Romney’s Big Lie: “We’re Not Going To Reduce Taxes for High-Income People.”

Bill Scher

“We’re Not Going To Reduce Taxes for High-Income People.” — Mitt Romney on CBS’ 60 Minutes, 8/12/12, at the 12:41 mark above

Mitt Romney was trapped.

The Tax Policy Center smoked out his tax plan — no matter how many unspecified tax loopholes Romney says he would close, his tax plan would cut taxes for the wealthy and raise taxes on the average middle-class household.

And unlike most analytical papers, this one was noticed. Because the Obama campaign was able to boil it down into six words: “He Pays Less. You Pay More.”

The Romney campaign tried to discredit the source, but the Tax Policy Center is widely respected in Washington, and the Romney campaign had embraced it previously when it suited its purposes. No dice.

What’s left to do?

Lie.

Mitt Romney, who proposes to make the Bush income tax cuts permanent, to cut income taxes another 20% on top of that, repeal the estate tax and alternative minimum tax, cut the corporate income tax and offer several other corporate tax breaks, actually said this on CBS’ 60 Minutes:

“We’re not going to reduce taxes for high-income people.”

Surely, if this quote is ever thrown back in his face, Romney will say, “They’re taking my quote out of the context.” Fine, here’s the context:

Fairness dictates that the highest income people should pay the greatest share of taxes, and they do. And the commitment that I’ve made is we will not have the top income earners in this country pair– pay a smaller share of the tax burden. The highest income people will continue to pay the largest share of the tax burden and middle-income taxpayers, under my plan, get a break. Their taxes come down. So, we’re not going to reduce taxes for high-income people, and we are going to reduce taxes for middle-income people.

This is not really context. It’s sleight of hand.

Romney first deflects by saying the wealthy will still pay “the greatest share of taxes.” This is technically true. But the wealthy can collectively pay a greater share of the taxes relative to the middle-class, and still be getting a huge windfall that they do not need and would not serve the nation’s needs. It’s a talking point that dodges the criticism, not addresses it.
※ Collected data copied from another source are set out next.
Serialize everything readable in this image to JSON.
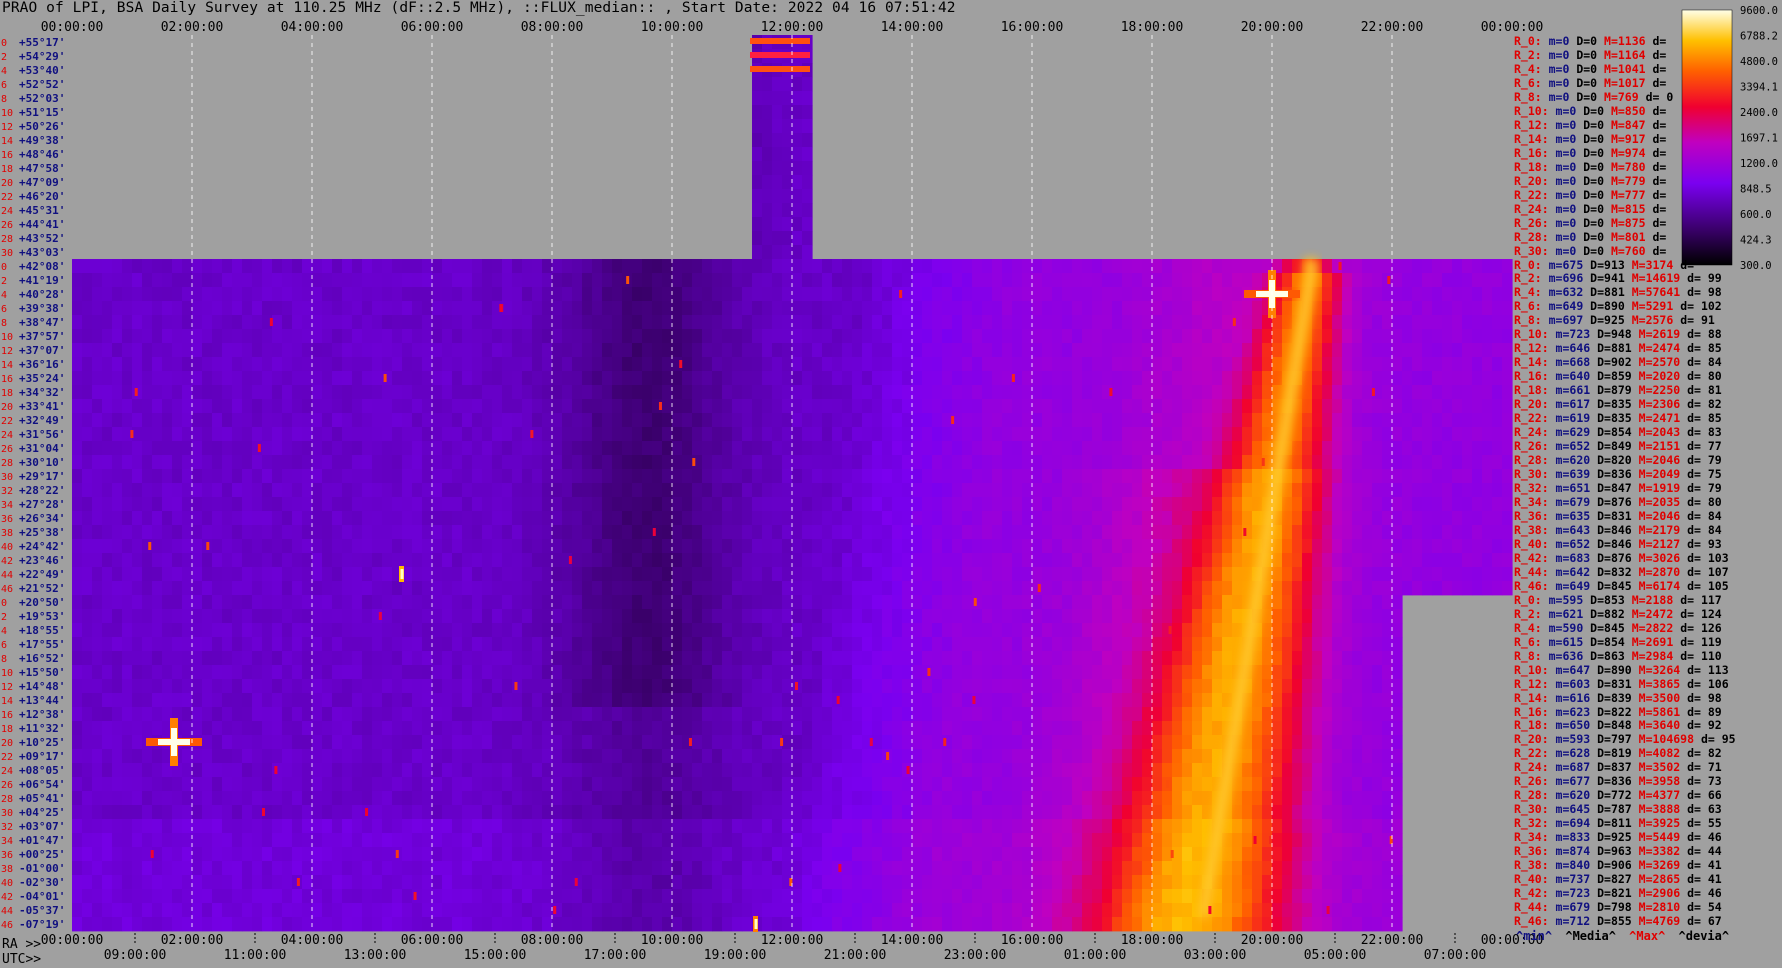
{
  "title": "PRAO of LPI, BSA Daily Survey at 110.25 MHz (dF::2.5 MHz), ::FLUX_median:: , Start Date: 2022 04 16 07:51:42",
  "top_time_labels": [
    "00:00:00",
    "02:00:00",
    "04:00:00",
    "06:00:00",
    "08:00:00",
    "10:00:00",
    "12:00:00",
    "14:00:00",
    "16:00:00",
    "18:00:00",
    "20:00:00",
    "22:00:00",
    "00:00:00"
  ],
  "ra_prefix": "RA >>",
  "ra_labels": [
    "00:00:00",
    "02:00:00",
    "04:00:00",
    "06:00:00",
    "08:00:00",
    "10:00:00",
    "12:00:00",
    "14:00:00",
    "16:00:00",
    "18:00:00",
    "20:00:00",
    "22:00:00",
    "00:00:00"
  ],
  "utc_prefix": "UTC>>",
  "utc_labels": [
    "09:00:00",
    "11:00:00",
    "13:00:00",
    "15:00:00",
    "17:00:00",
    "19:00:00",
    "21:00:00",
    "23:00:00",
    "01:00:00",
    "03:00:00",
    "05:00:00",
    "07:00:00"
  ],
  "colorbar_labels": [
    "9600.0",
    "6788.2",
    "4800.0",
    "3394.1",
    "2400.0",
    "1697.1",
    "1200.0",
    "848.5",
    "600.0",
    "424.3",
    "300.0"
  ],
  "declinations": [
    "+55°17'",
    "+54°29'",
    "+53°40'",
    "+52°52'",
    "+52°03'",
    "+51°15'",
    "+50°26'",
    "+49°38'",
    "+48°46'",
    "+47°58'",
    "+47°09'",
    "+46°20'",
    "+45°31'",
    "+44°41'",
    "+43°52'",
    "+43°03'",
    "+42°08'",
    "+41°19'",
    "+40°28'",
    "+39°38'",
    "+38°47'",
    "+37°57'",
    "+37°07'",
    "+36°16'",
    "+35°24'",
    "+34°32'",
    "+33°41'",
    "+32°49'",
    "+31°56'",
    "+31°04'",
    "+30°10'",
    "+29°17'",
    "+28°22'",
    "+27°28'",
    "+26°34'",
    "+25°38'",
    "+24°42'",
    "+23°46'",
    "+22°49'",
    "+21°52'",
    "+20°50'",
    "+19°53'",
    "+18°55'",
    "+17°55'",
    "+16°52'",
    "+15°50'",
    "+14°48'",
    "+13°44'",
    "+12°38'",
    "+11°32'",
    "+10°25'",
    "+09°17'",
    "+08°05'",
    "+06°54'",
    "+05°41'",
    "+04°25'",
    "+03°07'",
    "+01°47'",
    "+00°25'",
    "-01°00'",
    "-02°30'",
    "-04°01'",
    "-05°37'",
    "-07°19'"
  ],
  "row_index_labels": [
    "0",
    "2",
    "4",
    "6",
    "8",
    "10",
    "12",
    "14",
    "16",
    "18",
    "20",
    "22",
    "24",
    "26",
    "28",
    "30",
    "0",
    "2",
    "4",
    "6",
    "8",
    "10",
    "12",
    "14",
    "16",
    "18",
    "20",
    "22",
    "24",
    "26",
    "28",
    "30",
    "32",
    "34",
    "36",
    "38",
    "40",
    "42",
    "44",
    "46",
    "0",
    "2",
    "4",
    "6",
    "8",
    "10",
    "12",
    "14",
    "16",
    "18",
    "20",
    "22",
    "24",
    "26",
    "28",
    "30",
    "32",
    "34",
    "36",
    "38",
    "40",
    "42",
    "44",
    "46"
  ],
  "stats": [
    {
      "k": "R_0:",
      "m": "m=0",
      "d": "D=0",
      "mx": "M=1136",
      "dv": "d="
    },
    {
      "k": "R_2:",
      "m": "m=0",
      "d": "D=0",
      "mx": "M=1164",
      "dv": "d="
    },
    {
      "k": "R_4:",
      "m": "m=0",
      "d": "D=0",
      "mx": "M=1041",
      "dv": "d="
    },
    {
      "k": "R_6:",
      "m": "m=0",
      "d": "D=0",
      "mx": "M=1017",
      "dv": "d="
    },
    {
      "k": "R_8:",
      "m": "m=0",
      "d": "D=0",
      "mx": "M=769",
      "dv": "d= 0"
    },
    {
      "k": "R_10:",
      "m": "m=0",
      "d": "D=0",
      "mx": "M=850",
      "dv": "d="
    },
    {
      "k": "R_12:",
      "m": "m=0",
      "d": "D=0",
      "mx": "M=847",
      "dv": "d="
    },
    {
      "k": "R_14:",
      "m": "m=0",
      "d": "D=0",
      "mx": "M=917",
      "dv": "d="
    },
    {
      "k": "R_16:",
      "m": "m=0",
      "d": "D=0",
      "mx": "M=974",
      "dv": "d="
    },
    {
      "k": "R_18:",
      "m": "m=0",
      "d": "D=0",
      "mx": "M=780",
      "dv": "d="
    },
    {
      "k": "R_20:",
      "m": "m=0",
      "d": "D=0",
      "mx": "M=779",
      "dv": "d="
    },
    {
      "k": "R_22:",
      "m": "m=0",
      "d": "D=0",
      "mx": "M=777",
      "dv": "d="
    },
    {
      "k": "R_24:",
      "m": "m=0",
      "d": "D=0",
      "mx": "M=815",
      "dv": "d="
    },
    {
      "k": "R_26:",
      "m": "m=0",
      "d": "D=0",
      "mx": "M=875",
      "dv": "d="
    },
    {
      "k": "R_28:",
      "m": "m=0",
      "d": "D=0",
      "mx": "M=801",
      "dv": "d="
    },
    {
      "k": "R_30:",
      "m": "m=0",
      "d": "D=0",
      "mx": "M=760",
      "dv": "d="
    },
    {
      "k": "R_0:",
      "m": "m=675",
      "d": "D=913",
      "mx": "M=3174",
      "dv": "d="
    },
    {
      "k": "R_2:",
      "m": "m=696",
      "d": "D=941",
      "mx": "M=14619",
      "dv": "d= 99"
    },
    {
      "k": "R_4:",
      "m": "m=632",
      "d": "D=881",
      "mx": "M=57641",
      "dv": "d= 98"
    },
    {
      "k": "R_6:",
      "m": "m=649",
      "d": "D=890",
      "mx": "M=5291",
      "dv": "d= 102"
    },
    {
      "k": "R_8:",
      "m": "m=697",
      "d": "D=925",
      "mx": "M=2576",
      "dv": "d= 91"
    },
    {
      "k": "R_10:",
      "m": "m=723",
      "d": "D=948",
      "mx": "M=2619",
      "dv": "d= 88"
    },
    {
      "k": "R_12:",
      "m": "m=646",
      "d": "D=881",
      "mx": "M=2474",
      "dv": "d= 85"
    },
    {
      "k": "R_14:",
      "m": "m=668",
      "d": "D=902",
      "mx": "M=2570",
      "dv": "d= 84"
    },
    {
      "k": "R_16:",
      "m": "m=640",
      "d": "D=859",
      "mx": "M=2020",
      "dv": "d= 80"
    },
    {
      "k": "R_18:",
      "m": "m=661",
      "d": "D=879",
      "mx": "M=2250",
      "dv": "d= 81"
    },
    {
      "k": "R_20:",
      "m": "m=617",
      "d": "D=835",
      "mx": "M=2306",
      "dv": "d= 82"
    },
    {
      "k": "R_22:",
      "m": "m=619",
      "d": "D=835",
      "mx": "M=2471",
      "dv": "d= 85"
    },
    {
      "k": "R_24:",
      "m": "m=629",
      "d": "D=854",
      "mx": "M=2043",
      "dv": "d= 83"
    },
    {
      "k": "R_26:",
      "m": "m=652",
      "d": "D=849",
      "mx": "M=2151",
      "dv": "d= 77"
    },
    {
      "k": "R_28:",
      "m": "m=620",
      "d": "D=820",
      "mx": "M=2046",
      "dv": "d= 79"
    },
    {
      "k": "R_30:",
      "m": "m=639",
      "d": "D=836",
      "mx": "M=2049",
      "dv": "d= 75"
    },
    {
      "k": "R_32:",
      "m": "m=651",
      "d": "D=847",
      "mx": "M=1919",
      "dv": "d= 79"
    },
    {
      "k": "R_34:",
      "m": "m=679",
      "d": "D=876",
      "mx": "M=2035",
      "dv": "d= 80"
    },
    {
      "k": "R_36:",
      "m": "m=635",
      "d": "D=831",
      "mx": "M=2046",
      "dv": "d= 84"
    },
    {
      "k": "R_38:",
      "m": "m=643",
      "d": "D=846",
      "mx": "M=2179",
      "dv": "d= 84"
    },
    {
      "k": "R_40:",
      "m": "m=652",
      "d": "D=846",
      "mx": "M=2127",
      "dv": "d= 93"
    },
    {
      "k": "R_42:",
      "m": "m=683",
      "d": "D=876",
      "mx": "M=3026",
      "dv": "d= 103"
    },
    {
      "k": "R_44:",
      "m": "m=642",
      "d": "D=832",
      "mx": "M=2870",
      "dv": "d= 107"
    },
    {
      "k": "R_46:",
      "m": "m=649",
      "d": "D=845",
      "mx": "M=6174",
      "dv": "d= 105"
    },
    {
      "k": "R_0:",
      "m": "m=595",
      "d": "D=853",
      "mx": "M=2188",
      "dv": "d= 117"
    },
    {
      "k": "R_2:",
      "m": "m=621",
      "d": "D=882",
      "mx": "M=2472",
      "dv": "d= 124"
    },
    {
      "k": "R_4:",
      "m": "m=590",
      "d": "D=845",
      "mx": "M=2822",
      "dv": "d= 126"
    },
    {
      "k": "R_6:",
      "m": "m=615",
      "d": "D=854",
      "mx": "M=2691",
      "dv": "d= 119"
    },
    {
      "k": "R_8:",
      "m": "m=636",
      "d": "D=863",
      "mx": "M=2984",
      "dv": "d= 110"
    },
    {
      "k": "R_10:",
      "m": "m=647",
      "d": "D=890",
      "mx": "M=3264",
      "dv": "d= 113"
    },
    {
      "k": "R_12:",
      "m": "m=603",
      "d": "D=831",
      "mx": "M=3865",
      "dv": "d= 106"
    },
    {
      "k": "R_14:",
      "m": "m=616",
      "d": "D=839",
      "mx": "M=3500",
      "dv": "d= 98"
    },
    {
      "k": "R_16:",
      "m": "m=623",
      "d": "D=822",
      "mx": "M=5861",
      "dv": "d= 89"
    },
    {
      "k": "R_18:",
      "m": "m=650",
      "d": "D=848",
      "mx": "M=3640",
      "dv": "d= 92"
    },
    {
      "k": "R_20:",
      "m": "m=593",
      "d": "D=797",
      "mx": "M=104698",
      "dv": "d= 95"
    },
    {
      "k": "R_22:",
      "m": "m=628",
      "d": "D=819",
      "mx": "M=4082",
      "dv": "d= 82"
    },
    {
      "k": "R_24:",
      "m": "m=687",
      "d": "D=837",
      "mx": "M=3502",
      "dv": "d= 71"
    },
    {
      "k": "R_26:",
      "m": "m=677",
      "d": "D=836",
      "mx": "M=3958",
      "dv": "d= 73"
    },
    {
      "k": "R_28:",
      "m": "m=620",
      "d": "D=772",
      "mx": "M=4377",
      "dv": "d= 66"
    },
    {
      "k": "R_30:",
      "m": "m=645",
      "d": "D=787",
      "mx": "M=3888",
      "dv": "d= 63"
    },
    {
      "k": "R_32:",
      "m": "m=694",
      "d": "D=811",
      "mx": "M=3925",
      "dv": "d= 55"
    },
    {
      "k": "R_34:",
      "m": "m=833",
      "d": "D=925",
      "mx": "M=5449",
      "dv": "d= 46"
    },
    {
      "k": "R_36:",
      "m": "m=874",
      "d": "D=963",
      "mx": "M=3382",
      "dv": "d= 44"
    },
    {
      "k": "R_38:",
      "m": "m=840",
      "d": "D=906",
      "mx": "M=3269",
      "dv": "d= 41"
    },
    {
      "k": "R_40:",
      "m": "m=737",
      "d": "D=827",
      "mx": "M=2865",
      "dv": "d= 41"
    },
    {
      "k": "R_42:",
      "m": "m=723",
      "d": "D=821",
      "mx": "M=2906",
      "dv": "d= 46"
    },
    {
      "k": "R_44:",
      "m": "m=679",
      "d": "D=798",
      "mx": "M=2810",
      "dv": "d= 54"
    },
    {
      "k": "R_46:",
      "m": "m=712",
      "d": "D=855",
      "mx": "M=4769",
      "dv": "d= 67"
    }
  ],
  "footer_legend": {
    "min": "^min^",
    "median": "^Media^",
    "max": "^Max^",
    "dev": "^devia^"
  },
  "colors": {
    "background": "#a0a0a0",
    "no_data": "#a0a0a0",
    "label_red": "#e00000",
    "label_blue": "#101080"
  },
  "chart_data": {
    "type": "heatmap",
    "title": "PRAO of LPI, BSA Daily Survey at 110.25 MHz (dF::2.5 MHz), ::FLUX_median:: , Start Date: 2022 04 16 07:51:42",
    "x_axis": {
      "quantity": "time (sidereal / RA)",
      "range_hours": [
        0,
        24
      ],
      "tick_hours": [
        0,
        2,
        4,
        6,
        8,
        10,
        12,
        14,
        16,
        18,
        20,
        22,
        24
      ]
    },
    "y_axis": {
      "quantity": "declination",
      "count": 64
    },
    "color_scale": {
      "type": "log",
      "range": [
        300,
        9600
      ],
      "ticks": [
        9600.0,
        6788.2,
        4800.0,
        3394.1,
        2400.0,
        1697.1,
        1200.0,
        848.5,
        600.0,
        424.3,
        300.0
      ]
    },
    "no_data_regions": [
      {
        "rows": [
          0,
          15
        ],
        "hours": [
          0,
          11.3
        ]
      },
      {
        "rows": [
          0,
          15
        ],
        "hours": [
          12.3,
          24
        ]
      },
      {
        "rows": [
          40,
          63
        ],
        "hours": [
          22.2,
          24
        ]
      }
    ],
    "galactic_ridge": {
      "hours_at_top_row": [
        20.6
      ],
      "hours_at_bottom_row": [
        18.8
      ]
    },
    "sources": [
      {
        "name": "",
        "hour": 1.7,
        "row": 50,
        "peak": 104698
      },
      {
        "name": "",
        "hour": 20.0,
        "row": 18,
        "peak": 57641
      },
      {
        "name": "",
        "hour": 5.5,
        "row": 38,
        "peak": 6174
      },
      {
        "name": "",
        "hour": 11.4,
        "row": 63,
        "peak": 4769
      }
    ]
  }
}
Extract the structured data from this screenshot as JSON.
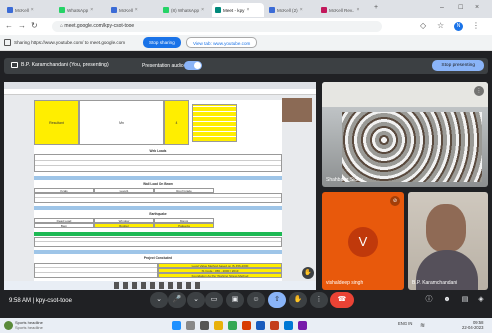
{
  "tabs": [
    {
      "label": "McKell",
      "color": "#3b6bd6"
    },
    {
      "label": "WhatsApp",
      "color": "#25d366"
    },
    {
      "label": "McKell",
      "color": "#3b6bd6"
    },
    {
      "label": "(8) WhatsApp",
      "color": "#25d366"
    },
    {
      "label": "Meet - kpy",
      "color": "#00897b"
    },
    {
      "label": "McKell (2)",
      "color": "#3b6bd6"
    },
    {
      "label": "McKell Rev..",
      "color": "#c2185b"
    }
  ],
  "url": "meet.google.com/kpy-csot-tooe",
  "share": {
    "text": "Sharing https://www.youtube.com/ to meet.google.com",
    "stop": "Stop sharing",
    "view": "View tab: www.youtube.com"
  },
  "presenter": "B.P. Karamchandani (You, presenting)",
  "presentation_audio": "Presentation audio",
  "stop_presenting": "Stop presenting",
  "doc": {
    "title_left": "Resultant",
    "title_mid": "Mn",
    "title_right": "4",
    "s1": "Web Loads",
    "s2": "Wall Load On Beam",
    "s3": "Earthquake",
    "s4": "Project Concluded",
    "b1": "Kcals",
    "b2": "Level1",
    "b3": "Roof Grade",
    "b4": "Dead Load",
    "b5": "Window",
    "b6": "Manoj",
    "b7": "Bam",
    "b8": "Rodger",
    "b9": "Pakeeza",
    "r1": "Level Value Method based on IS 456-2000",
    "r2": "IS Code : 456 - 2000 / 2013",
    "r3": "Foundation As Per Working Stress Method"
  },
  "participants": [
    {
      "name": "Shahbaaz Sidhu"
    },
    {
      "name": "vishaldeep singh",
      "initial": "V"
    },
    {
      "name": "B.P. Karamchandani"
    }
  ],
  "time": "9:58 AM",
  "meeting_code": "kpy-csot-tooe",
  "taskbar": {
    "weather": "Sports headline",
    "weather_sub": "Sports headline",
    "lang": "ENG IN",
    "clock": "09:58",
    "date": "22-04-2023"
  },
  "colors": {
    "accent": "#1a73e8",
    "meet_bg": "#202124",
    "end_call": "#ea4335",
    "highlight": "#ffee00"
  }
}
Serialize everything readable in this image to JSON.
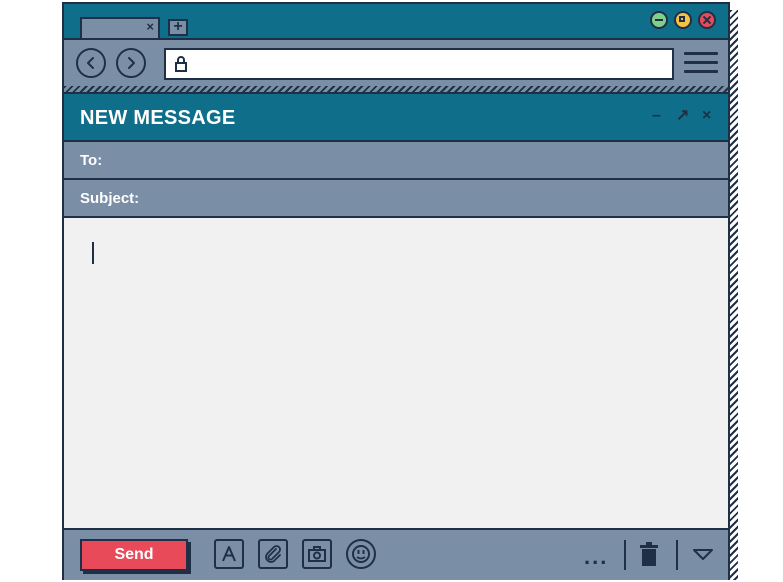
{
  "browser": {
    "tab_close": "×",
    "new_tab": "+",
    "address_value": ""
  },
  "message": {
    "title": "NEW MESSAGE",
    "minimize": "–",
    "expand": "↗",
    "close": "×"
  },
  "fields": {
    "to_label": "To:",
    "to_value": "",
    "subject_label": "Subject:",
    "subject_value": ""
  },
  "footer": {
    "send_label": "Send",
    "more_label": "..."
  },
  "icons": {
    "back": "chevron-left-icon",
    "forward": "chevron-right-icon",
    "lock": "lock-icon",
    "menu": "hamburger-icon",
    "format": "text-format-icon",
    "attach": "paperclip-icon",
    "photo": "camera-icon",
    "emoji": "emoji-icon",
    "trash": "trash-icon",
    "dropdown": "chevron-down-icon"
  },
  "colors": {
    "header_teal": "#0f6f8a",
    "panel_slate": "#7a8fa6",
    "outline_navy": "#1f2f45",
    "send_red": "#e84a5a",
    "body_bg": "#f1f1f2"
  }
}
But Romney then makes a giant rhetorical leap from that to say: “we’re not going to reduce taxes for high-income people.” That is not the same as talking about the aggregate share of taxes relative to other income groups. That is say a wealthy individual will not pay less under Romney’s plan tomorrow than he or she does today.

And that’s a stone-cold lie.

Romney may also be trying to lean on his claim that he’ll make up the difference in lost revenue by closing unspecified loopholes, but that was the whole point of the Tax Policy Center analysis.

Even under the most charitable assumptions, after the all the specified tax cuts are installed, the wealthy will still have a 4.1% increase in after-tax income.

And if the plan is to be revenue neutral as Romney claims, the middle-class will suffer a 1.2% decrease in after-tax income.

Romney’s selection of Paul Ryan as his vice-presidential choice was supposed to be the beginning of a high-minded campaign of big ideas that elevates the discourse and educates the public about our fiscal choices so we can make an informed decision about the direction of our country.

Instead, the Romney-Ryan campaign has begun with a lie so fundamental that it discredits the campaign’s entire case to the public.